LDP-Feat: Image Features with Local Differential Privacy
- URL: http://arxiv.org/abs/2308.11223v1
- Date: Tue, 22 Aug 2023 06:28:55 GMT
- Title: LDP-Feat: Image Features with Local Differential Privacy
- Authors: Francesco Pittaluga and Bingbing Zhuang
- Abstract summary: We propose two novel inversion attacks to show that it is possible to recover the original image features from embeddings.
We propose the first method to privatize image features via local differential privacy, which, unlike prior approaches, provides a guaranteed bound for privacy leakage.

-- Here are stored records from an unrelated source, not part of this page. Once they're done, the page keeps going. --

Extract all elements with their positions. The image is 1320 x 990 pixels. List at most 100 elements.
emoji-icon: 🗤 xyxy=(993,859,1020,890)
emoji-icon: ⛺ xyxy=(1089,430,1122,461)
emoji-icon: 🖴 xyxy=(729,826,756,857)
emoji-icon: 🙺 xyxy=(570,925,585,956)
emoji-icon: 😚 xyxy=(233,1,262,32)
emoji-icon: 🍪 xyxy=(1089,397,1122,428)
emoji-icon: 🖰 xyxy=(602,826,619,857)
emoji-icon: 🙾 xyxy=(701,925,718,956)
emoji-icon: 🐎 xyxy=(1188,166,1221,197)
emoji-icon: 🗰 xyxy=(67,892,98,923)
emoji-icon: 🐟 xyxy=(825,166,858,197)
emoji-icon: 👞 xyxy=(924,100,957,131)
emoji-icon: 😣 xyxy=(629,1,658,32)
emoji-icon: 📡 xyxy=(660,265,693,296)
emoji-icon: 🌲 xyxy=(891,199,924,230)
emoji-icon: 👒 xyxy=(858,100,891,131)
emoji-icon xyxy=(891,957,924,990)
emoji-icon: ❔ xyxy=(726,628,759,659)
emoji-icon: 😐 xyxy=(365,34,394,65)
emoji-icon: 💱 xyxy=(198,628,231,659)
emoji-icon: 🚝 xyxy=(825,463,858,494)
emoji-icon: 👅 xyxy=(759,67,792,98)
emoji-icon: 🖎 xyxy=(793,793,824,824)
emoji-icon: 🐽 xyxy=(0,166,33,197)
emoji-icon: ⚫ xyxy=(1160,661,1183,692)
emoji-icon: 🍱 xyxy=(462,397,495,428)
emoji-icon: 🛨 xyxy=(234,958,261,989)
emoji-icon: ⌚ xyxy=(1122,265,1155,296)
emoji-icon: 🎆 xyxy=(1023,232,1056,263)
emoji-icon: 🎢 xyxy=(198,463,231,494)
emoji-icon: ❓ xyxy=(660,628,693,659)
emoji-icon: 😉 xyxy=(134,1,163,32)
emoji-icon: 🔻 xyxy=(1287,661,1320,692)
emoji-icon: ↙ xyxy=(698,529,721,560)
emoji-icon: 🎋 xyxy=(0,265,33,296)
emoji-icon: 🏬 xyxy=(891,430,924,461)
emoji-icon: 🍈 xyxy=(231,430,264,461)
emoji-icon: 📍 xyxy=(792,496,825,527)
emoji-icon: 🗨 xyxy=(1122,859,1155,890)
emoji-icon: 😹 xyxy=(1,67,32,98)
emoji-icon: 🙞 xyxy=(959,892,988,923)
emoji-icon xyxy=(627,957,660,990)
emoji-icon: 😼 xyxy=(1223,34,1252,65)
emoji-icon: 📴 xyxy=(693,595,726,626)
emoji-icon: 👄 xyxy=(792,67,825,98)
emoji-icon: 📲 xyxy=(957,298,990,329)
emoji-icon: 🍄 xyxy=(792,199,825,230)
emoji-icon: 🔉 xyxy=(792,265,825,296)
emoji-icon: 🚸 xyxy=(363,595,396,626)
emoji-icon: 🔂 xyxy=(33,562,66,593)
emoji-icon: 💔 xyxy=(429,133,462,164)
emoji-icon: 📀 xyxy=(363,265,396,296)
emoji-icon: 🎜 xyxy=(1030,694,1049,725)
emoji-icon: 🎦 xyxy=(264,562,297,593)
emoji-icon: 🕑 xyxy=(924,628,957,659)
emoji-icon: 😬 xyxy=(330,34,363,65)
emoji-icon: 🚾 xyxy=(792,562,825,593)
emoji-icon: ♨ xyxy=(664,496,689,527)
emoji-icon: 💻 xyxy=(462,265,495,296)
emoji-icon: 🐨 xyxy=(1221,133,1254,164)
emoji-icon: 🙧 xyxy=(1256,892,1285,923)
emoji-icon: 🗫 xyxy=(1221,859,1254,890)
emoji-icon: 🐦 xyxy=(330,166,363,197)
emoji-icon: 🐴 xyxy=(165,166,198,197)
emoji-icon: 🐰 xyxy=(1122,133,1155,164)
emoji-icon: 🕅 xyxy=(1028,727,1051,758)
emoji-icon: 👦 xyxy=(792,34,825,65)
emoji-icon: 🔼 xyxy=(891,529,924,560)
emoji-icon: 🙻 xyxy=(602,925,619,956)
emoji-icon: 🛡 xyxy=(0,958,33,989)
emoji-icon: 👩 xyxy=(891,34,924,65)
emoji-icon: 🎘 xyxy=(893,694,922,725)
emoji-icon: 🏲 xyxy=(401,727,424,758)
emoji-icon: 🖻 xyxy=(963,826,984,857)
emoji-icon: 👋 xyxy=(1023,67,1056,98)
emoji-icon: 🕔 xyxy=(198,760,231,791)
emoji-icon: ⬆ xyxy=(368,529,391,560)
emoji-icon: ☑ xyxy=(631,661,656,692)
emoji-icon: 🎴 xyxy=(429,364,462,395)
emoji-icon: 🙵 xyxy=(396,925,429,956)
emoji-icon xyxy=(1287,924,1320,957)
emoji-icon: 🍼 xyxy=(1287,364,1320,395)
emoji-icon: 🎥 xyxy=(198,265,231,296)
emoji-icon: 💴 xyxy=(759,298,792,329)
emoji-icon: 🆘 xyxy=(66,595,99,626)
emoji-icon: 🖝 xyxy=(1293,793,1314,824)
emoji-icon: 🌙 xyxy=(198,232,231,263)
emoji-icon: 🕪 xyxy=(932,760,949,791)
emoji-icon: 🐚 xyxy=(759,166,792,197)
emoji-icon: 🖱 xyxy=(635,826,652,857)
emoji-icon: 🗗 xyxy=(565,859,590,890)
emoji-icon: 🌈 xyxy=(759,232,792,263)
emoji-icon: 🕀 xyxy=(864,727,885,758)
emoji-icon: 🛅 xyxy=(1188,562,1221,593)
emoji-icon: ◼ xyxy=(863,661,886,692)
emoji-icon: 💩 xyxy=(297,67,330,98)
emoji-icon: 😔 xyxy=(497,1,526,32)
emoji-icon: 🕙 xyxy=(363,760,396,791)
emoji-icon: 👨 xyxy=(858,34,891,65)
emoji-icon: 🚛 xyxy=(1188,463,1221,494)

- Score: 10.306943706927006
- License: http://arxiv.org/licenses/nonexclusive-distrib/1.0/
- Abstract: Modern computer vision services often require users to share raw feature
descriptors with an untrusted server. This presents an inherent privacy risk,
as raw descriptors may be used to recover the source images from which they
were extracted. To address this issue, researchers recently proposed
privatizing image features by embedding them within an affine subspace
containing the original feature as well as adversarial feature samples. In this
paper, we propose two novel inversion attacks to show that it is possible to
(approximately) recover the original image features from these embeddings,
allowing us to recover privacy-critical image content. In light of such
successes and the lack of theoretical privacy guarantees afforded by existing
visual privacy methods, we further propose the first method to privatize image
features via local differential privacy, which, unlike prior approaches,
provides a guaranteed bound for privacy leakage regardless of the strength of
the attacks. In addition, our method yields strong performance in visual
localization as a downstream task while enjoying the privacy guarantee.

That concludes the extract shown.